Hit rate | Hits | Misses | Requests | Time | |
---|---|---|---|---|---|
Lru | 36.10 % | 15,249,933 | 26,993,852 | 42,243,785 | 4.5 s |
Random | 33.36 % | 14,093,695 | 28,150,090 | 42,243,785 | 7.1 s |
Caffeine | 50.43 % | 21,302,116 | 20,941,669 | 42,243,785 | 16.2 s |
Ehcache 2.10 | 36.16 % | 15,275,313 | 26,968,472 | 42,243,785 | 1.6 m |
Ehcache 3.0m4 | 33.07 % | 13,968,421 | 28,275,364 | 42,243,785 | 4.2 m |
The cause of this slowdown is because as the cache size increases so does the time spent finding random entries to sample from. The iteration of the entries becomes a visible bottleneck, as indicated in the JMH benchmark below. For all caches eviction is an expensive operation and a concurrent cache might increase that penalty to favor faster reads. However, care is still required to avoid the cost of eviction from becoming prohibitively expensive.
maximum size | 100 | 10,000 | 1,000,000 | 10,000,000 |
---|---|---|---|---|
LinkedHashMap | 16.5 M ops/s | 17.6 M ops/s | 11.6 M ops/s | 5.5 M ops/s |
Caffeine | 3.1 M ops/s | 2.6 M ops/s | 1.5 M ops/s | 1.1 M ops/s |
Ehcache 2.10 | 462 K ops/s | 615 K ops/s | 258 K ops/s | 1.6 K ops/s |
Ehcache 3.0m4 | 673 K ops/s | 517 K ops/s | 182 K ops/s | 299 ops/s |
The benchmark below shows the throughput of 16 threads on a 16-core machine in read and write workloads. Ehcache has improved write performance at a slight cost to read throughput. Unfortunately there isn't a significant difference between Ehcache and a synchronized LinkedHashMap
used as an LRU cache. As the number of cores and threads grow the cache increasingly becomes a bottleneck, defeating its main purpose in an application.
Read | Read-Write (75-25%) | Write | |
---|---|---|---|
LinkedHashMap | 13.6 M ops/s | 12.8 M ops/s | 10.9 M ops/s |
Caffeine | 382 M ops/s | 279 M ops/s | 48.3 M ops/s |
Ehcache 2.10 | 20.7 M ops/s | 8.5 M ops/s | 4.7 M ops/s |
Ehcache 3.0m4 | 17.6 M ops/s | 17 M ops/s | 13.9 M ops/s |
The above conclusions counter those made by Ehcache's benchmarks, which were written to support the desired outcome.

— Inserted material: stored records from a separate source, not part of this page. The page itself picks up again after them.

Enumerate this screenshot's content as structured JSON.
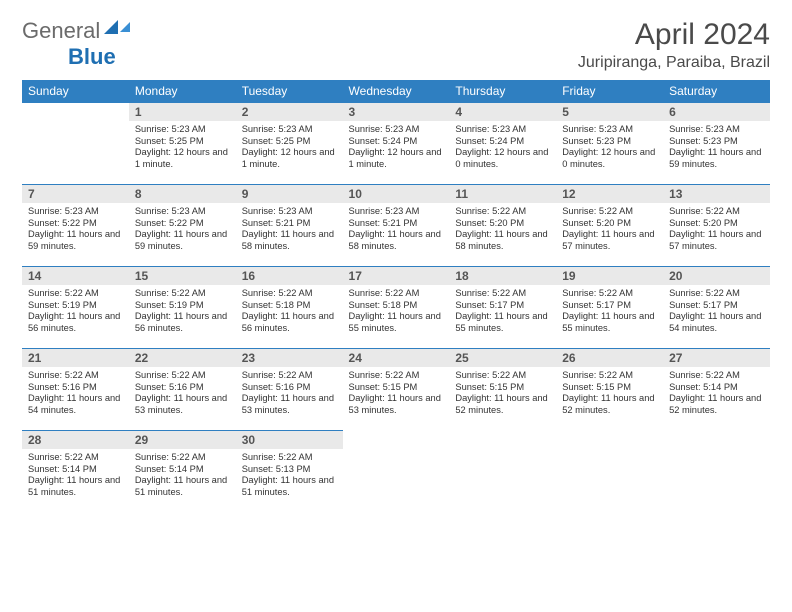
{
  "brand": {
    "text1": "General",
    "text2": "Blue"
  },
  "header": {
    "title": "April 2024",
    "location": "Juripiranga, Paraiba, Brazil"
  },
  "weekdays": [
    "Sunday",
    "Monday",
    "Tuesday",
    "Wednesday",
    "Thursday",
    "Friday",
    "Saturday"
  ],
  "colors": {
    "header_bg": "#2f7fc1",
    "header_text": "#ffffff",
    "daynum_bg": "#e9e9e9",
    "body_text": "#333333",
    "title_text": "#4a4a4a",
    "rule": "#2f7fc1"
  },
  "start_weekday": 1,
  "days": [
    {
      "n": 1,
      "sunrise": "5:23 AM",
      "sunset": "5:25 PM",
      "daylight": "12 hours and 1 minute."
    },
    {
      "n": 2,
      "sunrise": "5:23 AM",
      "sunset": "5:25 PM",
      "daylight": "12 hours and 1 minute."
    },
    {
      "n": 3,
      "sunrise": "5:23 AM",
      "sunset": "5:24 PM",
      "daylight": "12 hours and 1 minute."
    },
    {
      "n": 4,
      "sunrise": "5:23 AM",
      "sunset": "5:24 PM",
      "daylight": "12 hours and 0 minutes."
    },
    {
      "n": 5,
      "sunrise": "5:23 AM",
      "sunset": "5:23 PM",
      "daylight": "12 hours and 0 minutes."
    },
    {
      "n": 6,
      "sunrise": "5:23 AM",
      "sunset": "5:23 PM",
      "daylight": "11 hours and 59 minutes."
    },
    {
      "n": 7,
      "sunrise": "5:23 AM",
      "sunset": "5:22 PM",
      "daylight": "11 hours and 59 minutes."
    },
    {
      "n": 8,
      "sunrise": "5:23 AM",
      "sunset": "5:22 PM",
      "daylight": "11 hours and 59 minutes."
    },
    {
      "n": 9,
      "sunrise": "5:23 AM",
      "sunset": "5:21 PM",
      "daylight": "11 hours and 58 minutes."
    },
    {
      "n": 10,
      "sunrise": "5:23 AM",
      "sunset": "5:21 PM",
      "daylight": "11 hours and 58 minutes."
    },
    {
      "n": 11,
      "sunrise": "5:22 AM",
      "sunset": "5:20 PM",
      "daylight": "11 hours and 58 minutes."
    },
    {
      "n": 12,
      "sunrise": "5:22 AM",
      "sunset": "5:20 PM",
      "daylight": "11 hours and 57 minutes."
    },
    {
      "n": 13,
      "sunrise": "5:22 AM",
      "sunset": "5:20 PM",
      "daylight": "11 hours and 57 minutes."
    },
    {
      "n": 14,
      "sunrise": "5:22 AM",
      "sunset": "5:19 PM",
      "daylight": "11 hours and 56 minutes."
    },
    {
      "n": 15,
      "sunrise": "5:22 AM",
      "sunset": "5:19 PM",
      "daylight": "11 hours and 56 minutes."
    },
    {
      "n": 16,
      "sunrise": "5:22 AM",
      "sunset": "5:18 PM",
      "daylight": "11 hours and 56 minutes."
    },
    {
      "n": 17,
      "sunrise": "5:22 AM",
      "sunset": "5:18 PM",
      "daylight": "11 hours and 55 minutes."
    },
    {
      "n": 18,
      "sunrise": "5:22 AM",
      "sunset": "5:17 PM",
      "daylight": "11 hours and 55 minutes."
    },
    {
      "n": 19,
      "sunrise": "5:22 AM",
      "sunset": "5:17 PM",
      "daylight": "11 hours and 55 minutes."
    },
    {
      "n": 20,
      "sunrise": "5:22 AM",
      "sunset": "5:17 PM",
      "daylight": "11 hours and 54 minutes."
    },
    {
      "n": 21,
      "sunrise": "5:22 AM",
      "sunset": "5:16 PM",
      "daylight": "11 hours and 54 minutes."
    },
    {
      "n": 22,
      "sunrise": "5:22 AM",
      "sunset": "5:16 PM",
      "daylight": "11 hours and 53 minutes."
    },
    {
      "n": 23,
      "sunrise": "5:22 AM",
      "sunset": "5:16 PM",
      "daylight": "11 hours and 53 minutes."
    },
    {
      "n": 24,
      "sunrise": "5:22 AM",
      "sunset": "5:15 PM",
      "daylight": "11 hours and 53 minutes."
    },
    {
      "n": 25,
      "sunrise": "5:22 AM",
      "sunset": "5:15 PM",
      "daylight": "11 hours and 52 minutes."
    },
    {
      "n": 26,
      "sunrise": "5:22 AM",
      "sunset": "5:15 PM",
      "daylight": "11 hours and 52 minutes."
    },
    {
      "n": 27,
      "sunrise": "5:22 AM",
      "sunset": "5:14 PM",
      "daylight": "11 hours and 52 minutes."
    },
    {
      "n": 28,
      "sunrise": "5:22 AM",
      "sunset": "5:14 PM",
      "daylight": "11 hours and 51 minutes."
    },
    {
      "n": 29,
      "sunrise": "5:22 AM",
      "sunset": "5:14 PM",
      "daylight": "11 hours and 51 minutes."
    },
    {
      "n": 30,
      "sunrise": "5:22 AM",
      "sunset": "5:13 PM",
      "daylight": "11 hours and 51 minutes."
    }
  ],
  "labels": {
    "sunrise": "Sunrise:",
    "sunset": "Sunset:",
    "daylight": "Daylight:"
  }
}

Most cache usages follow Zipf's law and are heavily skewed towards reads. Ehcache instead tries to show improved performance between versions by using a large linear distribution. This allows benchmark threads to never contend as the probability of accessing the same entry is near zero. By modeling each cache read as a write, the performance appears to improve due to integrating a backport of an updated ConcurrentHashMap where coarse-grained locks were replaced with fine-grained writes. Yet this benefit disappears in a realistic workload where most accesses are to the same hot entries. The follow-up question of why all cache reads must suffer the penalty of a hash table write (rather than a much faster read) is never asked. When the measurements are designed to match the desired conclusion the real performance problems are ignored.
Ehcache has not evolved with performance as a valued core competency. Sadly the development team is [dismissive] ehcache-video by relying on predetermined conclusions instead of profiling, measuring, and understanding their code. This leads to benchmarks that validate the desired hypothesis and ignore the interesting follow up questions. This myopic approach to development disregards concerns raised by users, even when the performance issues are experienced in real world applications.